With this summer’s news from the United Nations that Mexico has surpassed the United States in adult obesity levels — one-third of Mexican adults are now considered extremely overweight — U.S. foreign policy has come into sharper, or perhaps softer, focus. Despite first lady Michelle Obama’s continued emphasis on good diet and exercise, the United States seems secretly intent on fattening everyone else on the planet. Apparently, America has adopted the old piece of ursine humor as grand strategy: “You don’t have to run faster than the bear to get away. You just have to run faster than the guy next to you.”
At first blush, it might seem unfair to blame the United States for the stoutness south of its border. Surely, Mexicans (like Americans) are getting fatter because they are eating more, exercising less and spending too much time watching television. When one digs beneath the surface, however, it quickly becomes apparent that a complex web of American agricultural, trade, marketing and scientific practices together is helping drive a “globesity” epidemic. Many of these policies were designed to give U.S. firms a leg up in international markets, but the domestic economic benefits of this culinary oligarchy are increasingly being outweighed — literally and figuratively — by the toll on international health, particularly among the poor. The American taxpayer is directly underwriting a food-production system in which nutrition has become a distant afterthought.
Perhaps America is ultimately guilty of nothing worse than trying to remake the world in its own hefty image — a case of soft-power influence gone horribly literal. As the global costs of obesity continue to spiral, however, it is time to rethink the changes that the United States has brought to the table.

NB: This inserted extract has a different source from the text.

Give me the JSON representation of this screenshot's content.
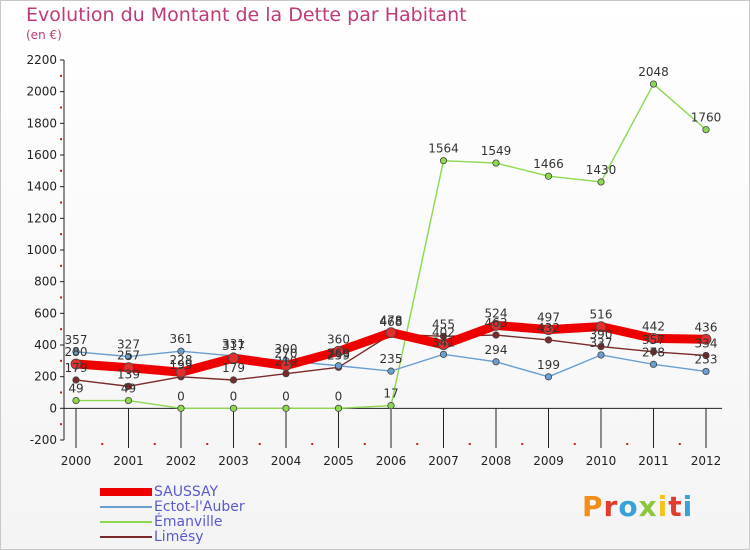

It is no accident that Mexico’s weight gain has coincided with increased soft-drink guzzling. The country’s national statistics agency estimates that Mexicans drink 43 gallons per capita annually, giving the country the world’s highest rate of soda consumption. The Institute for Agriculture and Trade Policy, a Minnesota-based think tank, has shown that the country’s sharp spike in obesity and soda consumption correlates with the 1994 passage of the North American Free Trade Agreement (NAFTA), which opened Mexico to a flood of cheap junk food and soda pop: After the agreement took effect, there was a more than 1,200-percent increase in high-fructose corn syrup exports from the United States to Mexico between 1996 and 2012, according to the U.S. Agriculture Department. (At one point, the Mexican government began taxing drinks sweetened with high-fructose corn syrup, but the fierce objections of U.S. corn refiners prompted Washington to complain to the World Trade Organization, and the tax was eventually struck down.)
In many ways, Mexico’s diet is being devastated by America’s perverse economic incentives. The United States has long imposed relatively high tariffs on sugar imports and granted large subsidies for domestic crops such as corn and soybeans. In the 1970s, however, when sugar tariffs rose even further and technological advances from Japan helped perfect high-fructose corn syrup production, agribusinesses’ use of the sweetener exploded. Suddenly, it was cheaper to put high-fructose corn syrup in everything from spaghetti sauce to soda. Coke and Pepsi swapped out sugar for high-fructose corn syrup in 1984, and most other U.S. soda and snack companies followed suit. U.S. per capita consumption of high-fructose corn syrup spiked from less than half a pound a year in 1970 to a peak of almost 38 pounds a year in 1999. As it did, American obesity spiked as well.